Le elevate temperature registrate nelle ultime settimane riaccendono con forza il dibattito sulla necessità di adeguare rapidamente il tessuto urbano ai cambiamenti climatici, rimettendo al centro dell'agenda politica la gestione e la trasformazione degli spazi pubblici più esposti all'afa. Una riflessione che, secondo la minoranza consiliare, assume una precisa connotazione non solo ambientale ma anche di carattere sociale, andando a colpire in modo particolare i cittadini più fragili ed economicamente svantaggiati che necessitano di luoghi freschi e accessibili durante le ondate di calore. Per questo motivo i consiglieri comunali Mauro Bosia, Vittoria Briccarello (Uniti si può), Mario Malandrone (Ambiente Asti) e Gianfranco Miroglio (Europa verde) hanno presentato un'interrogazione urgente a risposta scritta indirizzata al sindaco e alla giunta.
I fondi regionali e il nodo della depavimentazione
Al centro del documento depositato dagli esponenti dell'opposizione vi è il consistente contributo economico assegnato dalla Regione Piemonte al Comune di Asti, pari a due milioni 120mila euro, destinato specificamente alla realizzazione del progetto Connessione verde. Si tratta di un finanziamento cospicuo, volto a incrementare la forestazione urbana e a sviluppare una vera e propria connessione ecologica tra i diversi spazi verdi della città. I firmatari intendono fare luce sulle reali intenzioni dell'amministrazione, chiedendo: "Quali siano gli interventi previsti nell'ambito del progetto Connessione verde, secondo quale cronoprogramma verranno realizzati, secondo quali criteri siano state individuate le aree interessate".

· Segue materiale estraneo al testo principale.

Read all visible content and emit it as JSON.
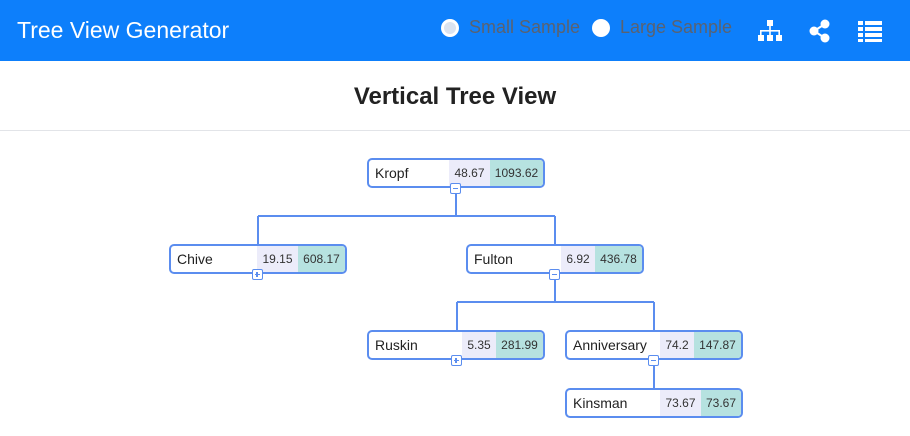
{
  "app": {
    "title": "Tree View Generator",
    "sample_options": [
      {
        "label": "Small Sample",
        "selected": true
      },
      {
        "label": "Large Sample",
        "selected": false
      }
    ],
    "toolbar_icons": [
      "sitemap-icon",
      "share-icon",
      "list-icon"
    ]
  },
  "page": {
    "title": "Vertical Tree View"
  },
  "tree": {
    "nodes": [
      {
        "name": "Kropf",
        "value1": "48.67",
        "value2": "1093.62",
        "toggle": "collapse"
      },
      {
        "name": "Chive",
        "value1": "19.15",
        "value2": "608.17",
        "toggle": "expand"
      },
      {
        "name": "Fulton",
        "value1": "6.92",
        "value2": "436.78",
        "toggle": "collapse"
      },
      {
        "name": "Ruskin",
        "value1": "5.35",
        "value2": "281.99",
        "toggle": "expand"
      },
      {
        "name": "Anniversary",
        "value1": "74.2",
        "value2": "147.87",
        "toggle": "collapse"
      },
      {
        "name": "Kinsman",
        "value1": "73.67",
        "value2": "73.67",
        "toggle": "none"
      }
    ]
  },
  "colors": {
    "header": "#0d7ffb",
    "node_border": "#5b8def",
    "value1_bg": "#ececfa",
    "value2_bg": "#b6e2e0"
  }
}
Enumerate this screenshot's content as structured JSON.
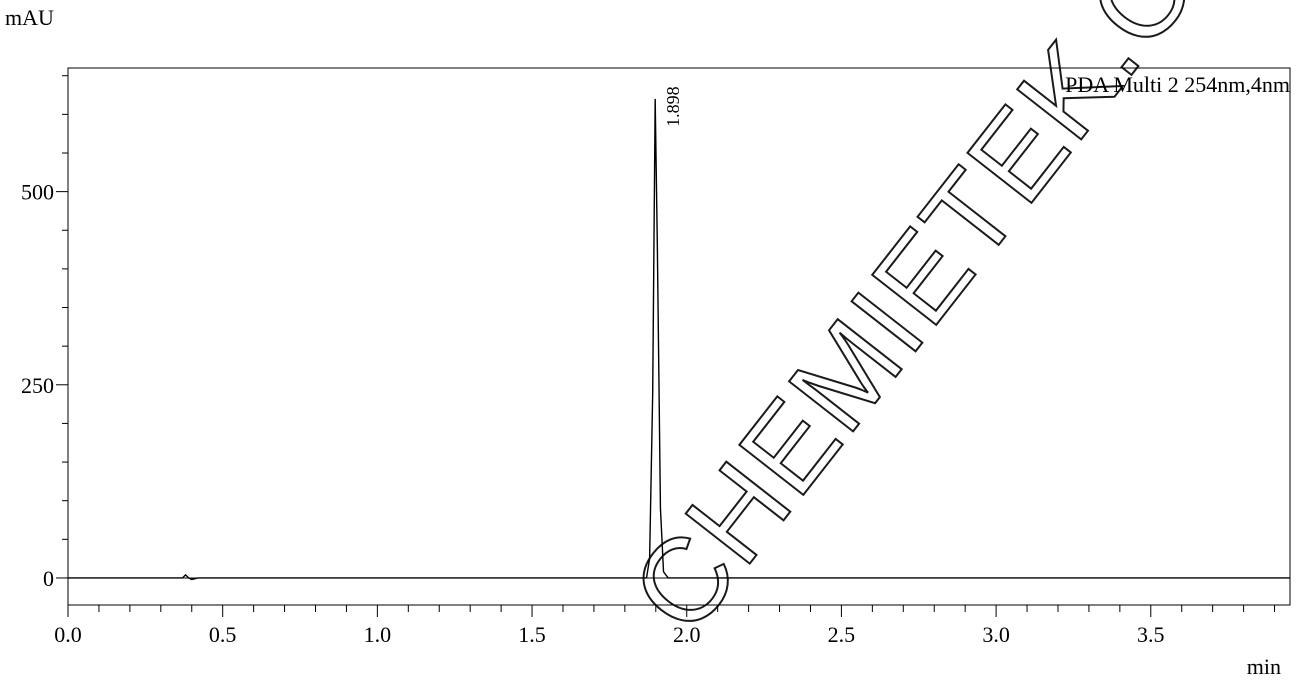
{
  "chart_data": {
    "type": "line",
    "title": "",
    "ylabel": "mAU",
    "xlabel": "min",
    "legend": "PDA Multi 2 254nm,4nm",
    "legend_position": "top-right",
    "xlim": [
      0.0,
      3.95
    ],
    "ylim": [
      -35,
      660
    ],
    "x_major_ticks": [
      0.0,
      0.5,
      1.0,
      1.5,
      2.0,
      2.5,
      3.0,
      3.5
    ],
    "x_tick_labels": [
      "0.0",
      "0.5",
      "1.0",
      "1.5",
      "2.0",
      "2.5",
      "3.0",
      "3.5"
    ],
    "x_minor_step": 0.1,
    "y_major_ticks": [
      0,
      250,
      500
    ],
    "y_tick_labels": [
      "0",
      "250",
      "500"
    ],
    "y_minor_step": 50,
    "grid": false,
    "series": [
      {
        "x": [
          0.0,
          0.37,
          0.38,
          0.39,
          0.4,
          0.42,
          0.9,
          1.5,
          1.87,
          1.88,
          1.89,
          1.898,
          1.905,
          1.915,
          1.925,
          1.94,
          2.5,
          3.0,
          3.95
        ],
        "y": [
          0,
          0,
          4,
          0,
          -2,
          0,
          0,
          0,
          0,
          25,
          240,
          620,
          430,
          90,
          8,
          0,
          0,
          0,
          0
        ]
      }
    ],
    "peaks": [
      {
        "x": 1.898,
        "y": 620,
        "label": "1.898"
      }
    ]
  },
  "watermark": "CHEMIETEK.COM"
}
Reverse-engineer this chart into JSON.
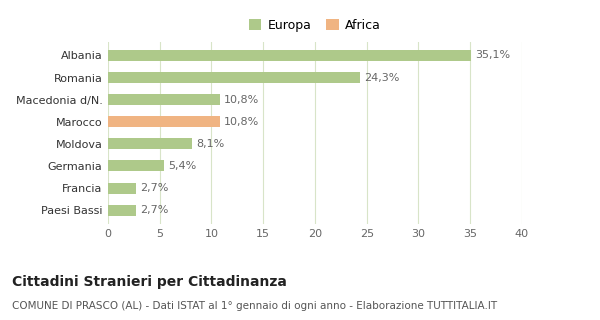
{
  "categories": [
    "Paesi Bassi",
    "Francia",
    "Germania",
    "Moldova",
    "Marocco",
    "Macedonia d/N.",
    "Romania",
    "Albania"
  ],
  "values": [
    2.7,
    2.7,
    5.4,
    8.1,
    10.8,
    10.8,
    24.3,
    35.1
  ],
  "labels": [
    "2,7%",
    "2,7%",
    "5,4%",
    "8,1%",
    "10,8%",
    "10,8%",
    "24,3%",
    "35,1%"
  ],
  "colors": [
    "#aec98a",
    "#aec98a",
    "#aec98a",
    "#aec98a",
    "#f0b482",
    "#aec98a",
    "#aec98a",
    "#aec98a"
  ],
  "legend_items": [
    {
      "label": "Europa",
      "color": "#aec98a"
    },
    {
      "label": "Africa",
      "color": "#f0b482"
    }
  ],
  "xlim": [
    0,
    40
  ],
  "xticks": [
    0,
    5,
    10,
    15,
    20,
    25,
    30,
    35,
    40
  ],
  "title": "Cittadini Stranieri per Cittadinanza",
  "subtitle": "COMUNE DI PRASCO (AL) - Dati ISTAT al 1° gennaio di ogni anno - Elaborazione TUTTITALIA.IT",
  "title_fontsize": 10,
  "subtitle_fontsize": 7.5,
  "bar_height": 0.5,
  "background_color": "#ffffff",
  "grid_color": "#d8e4c8",
  "label_fontsize": 8,
  "tick_fontsize": 8,
  "ytick_fontsize": 8
}
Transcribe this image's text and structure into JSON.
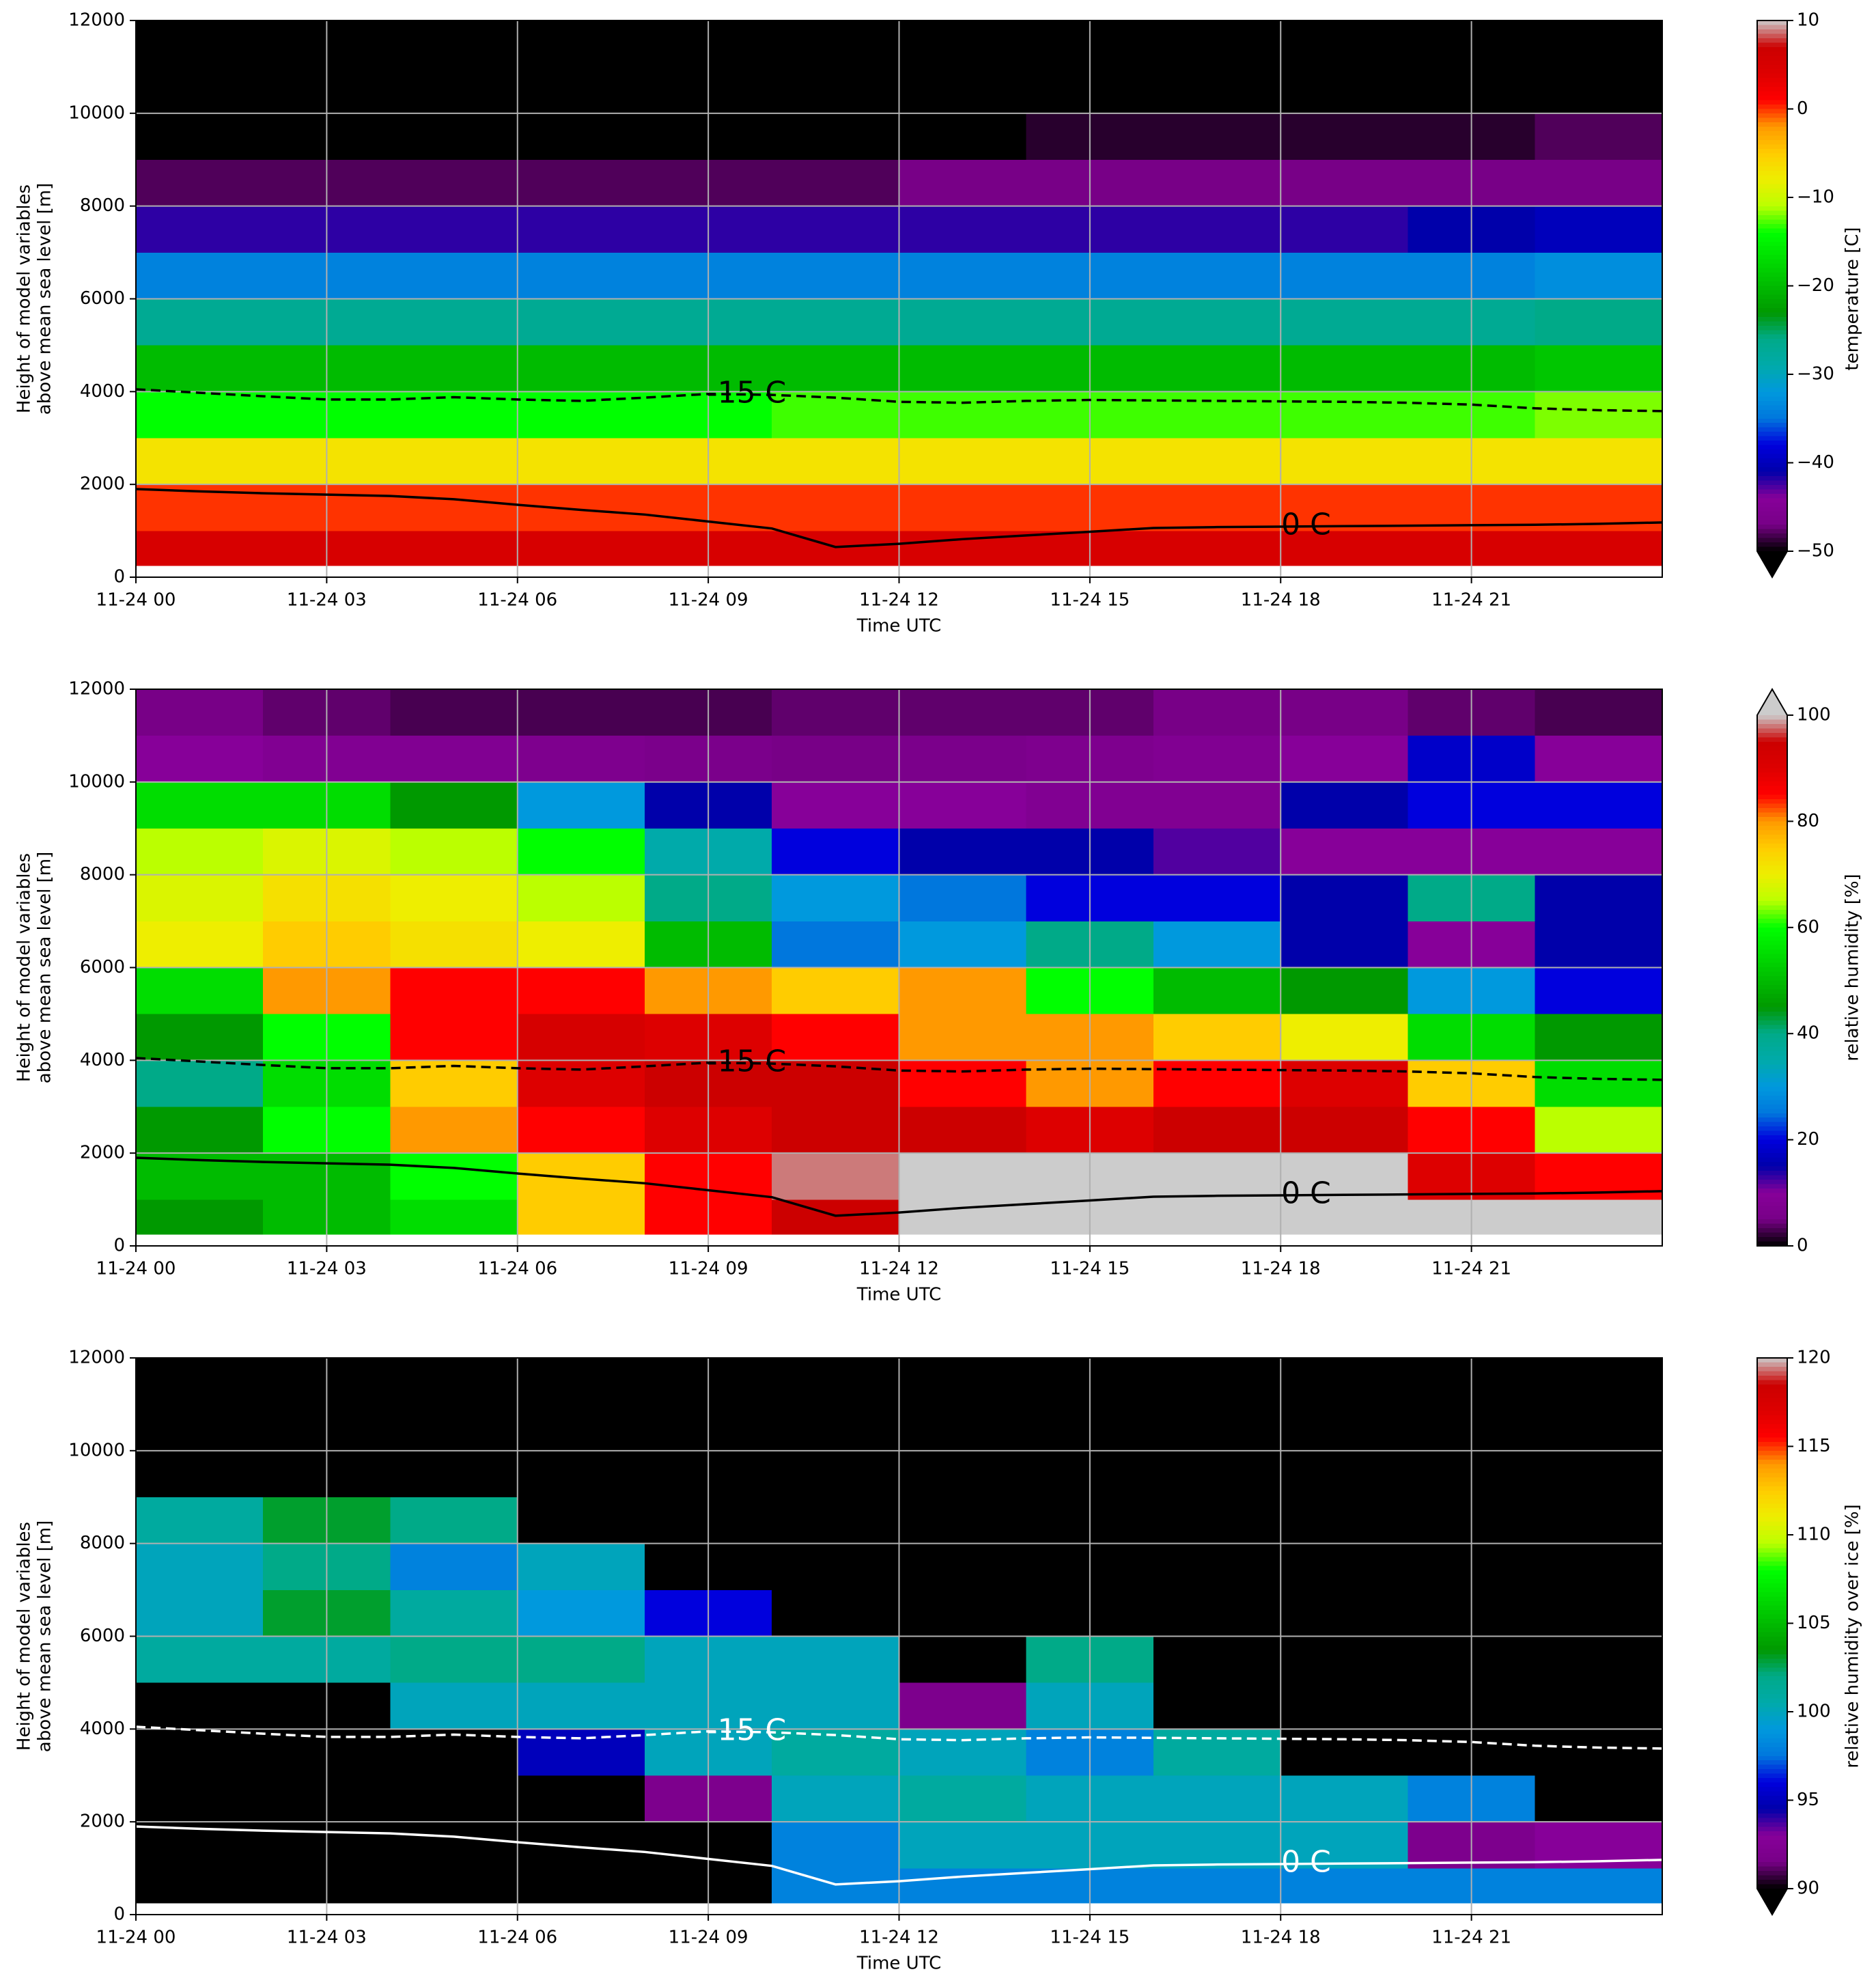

L'atto ispettivo richiama inoltre gli importanti stimoli emersi nel corso di una recente conferenza promossa dall'Ordine degli architetti, durante la quale era stata rimarcata l'efficacia delle tecniche di depavimentazione e de-impermeabilizzazione degli spazi urbani quale strumento cruciale per ridurre le isole di calore e rendere più vivibili i centri abitati. I consiglieri interrogano la giunta per sapere se intenda sfruttare l'occasione di questo bando per rimuovere l'asfalto o il cemento in eccesso, aumentando la superficie permeabile, e se esista: "Un piano organico comunale di adattamento alla crisi climatica che preveda un progressivo aumento delle aree verdi, delle alberature e della copertura arborea cittadina".
La proposta dei rifugi climatici
Un'altra richiesta concreta inserita nell'interrogazione riguarda l'istituzione e la valorizzazione di appositi rifugi climatici, intesi come spazi pubblici condizionati, gratuiti e facilmente accessibili in cui le persone possano trovare riparo nei momenti di maggior picco termico, con una particolare attenzione ai quartieri periferici e strutturalmente più esposti.
Il dito della minoranza viene poi puntato contro la pianificazione urbanistica a lungo termine e contro alcune recenti posizioni emerse nel dibattito politico locale. I richiedenti chiedono di sapere con quali misure il nuovo piano regolatore intenda recepire l'emergenza climatica, esprimendo forte preoccupazione per l'indirizzo generale: "Anche considerato che nell'ultimo consiglio l'assessora all'Urbanistica ha dichiarato che se un'area verde è piccola tanto vale toglierla".
L'istanza si conclude chiedendo alla giunta se vi sia l'intenzione di partecipare a ulteriori bandi europei o nazionali dedicati alla rigenerazione ambientale e se, nei futuri interventi di riqualificazione, il principio della progressiva riduzione delle superfici asfaltate verrà finalmente adottato come priorità strategica per la tutela della salute pubblica.